Назначили читать пьесу на шесть вечера, и Василий, не уехав накануне, как предполагалось, появился к сроку со всеми вместе. Когда же Каллистратов объявил, что читка и обсуждение отложены на следующий день из-за недомогания директора и директор просит передать его извинения драматургу и всему коллективу, у Василия стало такое лютое лицо, что главреж спросил, не беда ли у него, денег, может, не хватает на дорогу — он одолжит.

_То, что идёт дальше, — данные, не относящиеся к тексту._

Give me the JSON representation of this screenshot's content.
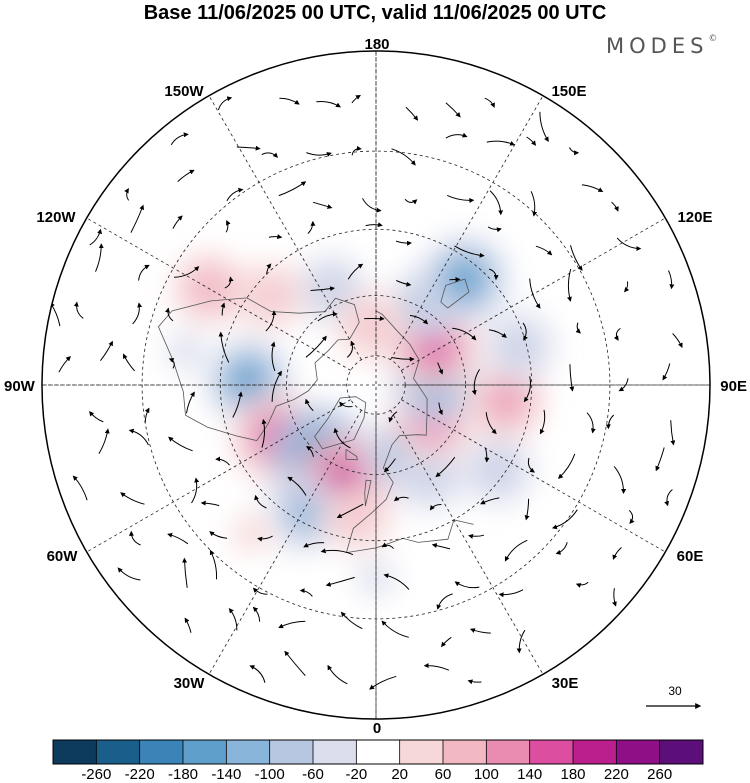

После Василий играл в спектакле; пришел и на утренний спектакль, а вечером присутствовал на чтении «Разведки». С женой не разговаривал — та сказала, что ему нужно было ехать в деревню, а не оставаться; он сам это знал, но вот не поехал, не хочет отдать положенного ему кому-то другому, а она еще сыплет соль на рану, могла б смолчать или успокоить. Нет, туда же… И без нее тошно.

Обсуждение пьесы прошло превосходно, автору наговорили много лестного — он сиял; Фалалеев в заключительном слове подчеркнул, что такой спектакль будет хорошим подарком ТЮЗа к приближающемуся празднику — придется форсировать постановку, из невозможного сделать возможное, работать до седьмого пота, но 5—6 ноября премьере «Разведки» быть! Еще Фалалеев сказал, что роли будут расписаны завтра, у главного режиссера есть свои особые соображения, он обдумывает и прикидывает, но — тут Фалалеев улыбнулся, и Василий готов был поклясться, что улыбнулся он ехидно, со значением, — главная роль, товарищи, конечно, за нашим Васей Тюкиным, роль эта будто специально для него написана, он сыграет ее не хуже, чем Станислав Микульский сыграл своего капитана Клосса, можно Тюкина поздравить… За работу, друзья!

…Шли домой с женой вместе и каждый сам по себе. Василий, подавляя неловкость, сказал тихо:

— Присутствовал, а то б черта с два…

Жена не ответила.

— Теперь не уедешь, — вздыхая, сказал Василий.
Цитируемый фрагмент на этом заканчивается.